Architekturwettbewerb Chirurgieblock Graz. Foto: www.gsund.net
Architekturwettbewerb Chirurgieblock Graz. Foto: www.gsund.net

Design competitions are a key element in Swiss building history and culture
About 200 regular design competitions and a large number of mostly private procedures with a competitive character are realised every year. However, it seems increasingly difficult to convince public and especially private constructors/investors to realise design competitions using the regular procedures. While some argue that the culture of the planning competition and building quality are at stake, others state that today's regulations are too rigid, that they are not suitable for private investors, and that they don't pinpoint specific solutions.

Project Outline
During the past decade, and connected with EU regulations for public procurement, a wide range of design competition procedures emerged throughout Europe. These diverse regulations procedurally link problems with solutions in specific ways. The project reviews their innovation potential for today's praxis and regulations in Switzerland. It investigates the appropriateness of distinct procedures to produce solutions and critically reviews the existing regulations and praxis before the background of its findings. In theoretical respect the project will be founded in a social complexity approach to decision-making as developed in the research group.

Project Design
The research project is basically designed as a three-step scheme:

It starts off with (1) desktop research. This on the one hand includes an analysis of the state of academic research (main sources are academic journals and books). This produces a catalogue of problems which are experienced in design competitions, but more importantly it creates a set of problems and also a set of procedures, which are related by means of design competitions. Whereas this draws a first sketch of the relations of problems and solutions, it also points at the blind spots of the state of the art in academic discourse.

On the other hand the project produces a systematic survey of the various competitions models in European countries, which includes a brief trajectory of recent dynamics with regard to process innovations. This secondary analysis of the models in practice will then be related to the models and arguments from proper academic research. This, again, allows for a provisory typology of the relations of design problems and procedural solutions.

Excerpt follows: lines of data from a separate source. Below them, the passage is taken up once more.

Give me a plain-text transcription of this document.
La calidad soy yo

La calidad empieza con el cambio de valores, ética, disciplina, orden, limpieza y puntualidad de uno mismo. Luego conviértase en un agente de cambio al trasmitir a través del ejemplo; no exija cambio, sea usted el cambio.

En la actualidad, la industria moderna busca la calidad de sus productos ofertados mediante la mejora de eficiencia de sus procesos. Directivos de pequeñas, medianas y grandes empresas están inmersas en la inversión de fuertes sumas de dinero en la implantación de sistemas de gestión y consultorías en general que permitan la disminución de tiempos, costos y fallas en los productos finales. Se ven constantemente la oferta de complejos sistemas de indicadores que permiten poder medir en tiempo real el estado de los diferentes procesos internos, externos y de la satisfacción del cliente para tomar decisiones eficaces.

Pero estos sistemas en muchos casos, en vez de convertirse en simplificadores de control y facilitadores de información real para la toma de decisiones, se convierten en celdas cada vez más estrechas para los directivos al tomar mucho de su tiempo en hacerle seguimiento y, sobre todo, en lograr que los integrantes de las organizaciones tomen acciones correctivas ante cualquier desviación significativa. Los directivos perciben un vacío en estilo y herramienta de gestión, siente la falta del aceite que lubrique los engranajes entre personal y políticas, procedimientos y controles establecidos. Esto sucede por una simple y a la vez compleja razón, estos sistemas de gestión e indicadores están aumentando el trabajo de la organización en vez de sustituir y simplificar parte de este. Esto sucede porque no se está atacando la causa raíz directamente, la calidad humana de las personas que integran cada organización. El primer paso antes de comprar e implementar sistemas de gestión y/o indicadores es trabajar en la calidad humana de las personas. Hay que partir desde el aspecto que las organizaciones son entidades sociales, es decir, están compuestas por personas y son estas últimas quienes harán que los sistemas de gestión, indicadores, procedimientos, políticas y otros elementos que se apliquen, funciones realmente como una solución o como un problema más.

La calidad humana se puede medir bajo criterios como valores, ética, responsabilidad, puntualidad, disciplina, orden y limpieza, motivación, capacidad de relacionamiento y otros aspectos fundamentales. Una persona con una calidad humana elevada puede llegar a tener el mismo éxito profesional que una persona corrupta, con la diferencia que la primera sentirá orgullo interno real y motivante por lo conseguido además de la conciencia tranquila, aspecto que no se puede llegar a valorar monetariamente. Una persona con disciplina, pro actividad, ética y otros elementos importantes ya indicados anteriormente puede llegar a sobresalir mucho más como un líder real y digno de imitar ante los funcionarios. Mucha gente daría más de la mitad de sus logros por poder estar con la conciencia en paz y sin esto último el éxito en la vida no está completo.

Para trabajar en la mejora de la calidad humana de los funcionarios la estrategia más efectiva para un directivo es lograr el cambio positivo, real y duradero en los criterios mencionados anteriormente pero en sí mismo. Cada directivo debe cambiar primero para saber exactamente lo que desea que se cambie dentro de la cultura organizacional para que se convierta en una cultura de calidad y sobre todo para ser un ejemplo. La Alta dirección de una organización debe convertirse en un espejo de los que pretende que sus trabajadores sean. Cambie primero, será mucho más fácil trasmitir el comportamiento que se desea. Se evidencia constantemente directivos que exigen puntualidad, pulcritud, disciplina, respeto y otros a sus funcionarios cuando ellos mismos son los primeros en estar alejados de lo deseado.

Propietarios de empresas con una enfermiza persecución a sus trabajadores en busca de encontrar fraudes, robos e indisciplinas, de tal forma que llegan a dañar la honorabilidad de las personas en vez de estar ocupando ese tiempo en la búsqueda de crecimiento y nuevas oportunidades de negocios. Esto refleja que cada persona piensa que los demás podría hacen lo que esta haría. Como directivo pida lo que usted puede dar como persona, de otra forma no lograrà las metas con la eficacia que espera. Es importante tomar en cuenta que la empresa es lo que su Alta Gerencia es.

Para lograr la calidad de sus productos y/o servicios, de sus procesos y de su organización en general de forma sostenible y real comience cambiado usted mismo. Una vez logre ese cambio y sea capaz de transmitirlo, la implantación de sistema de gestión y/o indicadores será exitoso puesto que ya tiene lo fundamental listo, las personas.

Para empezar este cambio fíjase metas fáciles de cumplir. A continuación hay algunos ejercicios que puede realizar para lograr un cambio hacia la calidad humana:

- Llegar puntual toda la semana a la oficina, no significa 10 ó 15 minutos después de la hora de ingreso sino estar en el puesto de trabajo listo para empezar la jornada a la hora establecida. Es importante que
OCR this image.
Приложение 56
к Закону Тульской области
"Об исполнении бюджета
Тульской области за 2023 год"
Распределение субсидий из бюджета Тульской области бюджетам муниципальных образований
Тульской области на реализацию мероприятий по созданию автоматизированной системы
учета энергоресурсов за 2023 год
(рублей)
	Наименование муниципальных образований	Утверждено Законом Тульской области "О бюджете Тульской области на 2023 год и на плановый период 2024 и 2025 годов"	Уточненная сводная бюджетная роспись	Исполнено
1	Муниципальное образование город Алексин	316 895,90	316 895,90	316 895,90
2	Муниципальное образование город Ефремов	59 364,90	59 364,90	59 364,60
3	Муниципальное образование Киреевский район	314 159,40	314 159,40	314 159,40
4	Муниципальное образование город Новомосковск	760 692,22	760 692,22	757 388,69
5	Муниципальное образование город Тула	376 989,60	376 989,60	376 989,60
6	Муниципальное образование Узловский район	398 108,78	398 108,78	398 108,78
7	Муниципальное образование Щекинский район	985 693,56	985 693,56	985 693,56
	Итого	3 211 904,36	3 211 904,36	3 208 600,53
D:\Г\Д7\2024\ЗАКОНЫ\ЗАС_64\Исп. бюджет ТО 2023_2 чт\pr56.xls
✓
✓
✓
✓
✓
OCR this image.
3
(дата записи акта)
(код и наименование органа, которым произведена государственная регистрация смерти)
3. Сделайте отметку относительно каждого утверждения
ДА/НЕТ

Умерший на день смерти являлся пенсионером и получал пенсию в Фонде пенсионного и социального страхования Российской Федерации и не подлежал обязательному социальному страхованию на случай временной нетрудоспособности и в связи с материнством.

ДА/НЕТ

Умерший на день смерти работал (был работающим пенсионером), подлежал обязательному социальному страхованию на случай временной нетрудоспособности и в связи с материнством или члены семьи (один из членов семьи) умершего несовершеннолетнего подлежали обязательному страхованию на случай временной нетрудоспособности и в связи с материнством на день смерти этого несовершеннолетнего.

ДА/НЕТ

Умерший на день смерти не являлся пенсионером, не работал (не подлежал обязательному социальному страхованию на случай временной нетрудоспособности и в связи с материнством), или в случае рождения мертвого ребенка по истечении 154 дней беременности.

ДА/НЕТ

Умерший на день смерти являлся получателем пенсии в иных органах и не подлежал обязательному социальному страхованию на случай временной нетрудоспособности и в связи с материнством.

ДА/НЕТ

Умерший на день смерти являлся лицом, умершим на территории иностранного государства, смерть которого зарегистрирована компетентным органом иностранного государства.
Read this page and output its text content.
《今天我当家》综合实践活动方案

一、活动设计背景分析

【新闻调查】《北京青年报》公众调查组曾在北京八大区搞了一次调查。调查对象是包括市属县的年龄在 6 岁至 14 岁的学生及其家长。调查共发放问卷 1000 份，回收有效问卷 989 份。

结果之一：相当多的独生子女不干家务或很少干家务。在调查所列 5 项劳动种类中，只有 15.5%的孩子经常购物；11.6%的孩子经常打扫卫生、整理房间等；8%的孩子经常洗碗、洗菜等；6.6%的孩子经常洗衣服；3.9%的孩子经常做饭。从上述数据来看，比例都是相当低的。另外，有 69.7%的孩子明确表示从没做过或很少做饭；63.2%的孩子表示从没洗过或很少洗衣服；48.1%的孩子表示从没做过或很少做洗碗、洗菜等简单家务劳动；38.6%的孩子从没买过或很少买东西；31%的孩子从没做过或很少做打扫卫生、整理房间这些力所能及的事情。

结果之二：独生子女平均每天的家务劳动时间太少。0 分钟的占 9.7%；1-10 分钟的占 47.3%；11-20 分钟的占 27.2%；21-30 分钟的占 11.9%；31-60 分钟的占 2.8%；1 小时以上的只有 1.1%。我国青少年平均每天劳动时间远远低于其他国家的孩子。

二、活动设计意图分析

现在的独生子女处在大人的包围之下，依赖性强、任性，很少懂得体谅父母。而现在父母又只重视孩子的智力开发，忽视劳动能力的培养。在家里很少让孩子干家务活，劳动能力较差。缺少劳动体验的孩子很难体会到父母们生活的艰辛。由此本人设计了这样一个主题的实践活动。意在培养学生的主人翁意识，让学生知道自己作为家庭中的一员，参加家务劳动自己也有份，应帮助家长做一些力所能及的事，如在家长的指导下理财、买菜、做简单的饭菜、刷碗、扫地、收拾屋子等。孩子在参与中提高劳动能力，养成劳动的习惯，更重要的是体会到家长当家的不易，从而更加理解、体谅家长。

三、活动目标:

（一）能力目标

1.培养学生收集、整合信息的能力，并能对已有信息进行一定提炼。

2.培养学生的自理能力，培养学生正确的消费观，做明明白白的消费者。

On the basis of this first outline we will choose a number of countries for an in-depth analysis. The basis for the selection is: (a) the typology as produced by step 1, and (b) the innovation potential of regional models with regard to the Swiss model of design competitions. For reasons of feasibility the number of case studies should not be higher than four.

The detailed scrutiny of the cases equals part (2) of the project. Its goal is an in-depth analysis of specific and very successful means-to-ends relations, but also of the institutional, legal, political and cultural preconditions of these solutions. A balance of projects with regard to size, complexity, building sector (housing, public infrastructure, etc) and initiator is due to produce a set of data which can be used as a basis of comparative studies and also for segmentary systhesis.

After this 'tour d'Europe' the focus of the project geographically turns back on Switzerland. On the basis of a situation analysis the project will produce a set of workshops with stakeholders in the Swiss competitions scene in order to elaborate on questions of transferability of successful models between national / regional contexts. Workshops will produce an inter- and transdisciplinary forum.

Product
Besides the academic report, which will include at least three accepted articles in peer reviewed and highly rated academic journals, the project will produce a more political report. This report will address innovation potentials with regard to the Swiss model of design competitions.

Methods used and theoretical background
The methods used in this project are database research, literature research (phase 1), in-depth interviews (phase 2), focus groups (phase 3), but also methods for project and design evaluation (phase 2).

In theoretical respect the project will refer to a decision-making analysis on the basis of assemblage theory and social complexity. This basis is developed in a range of projects at research focus 'decision-making analysis and social complexity', ETH Wohnforum – ETH CASE.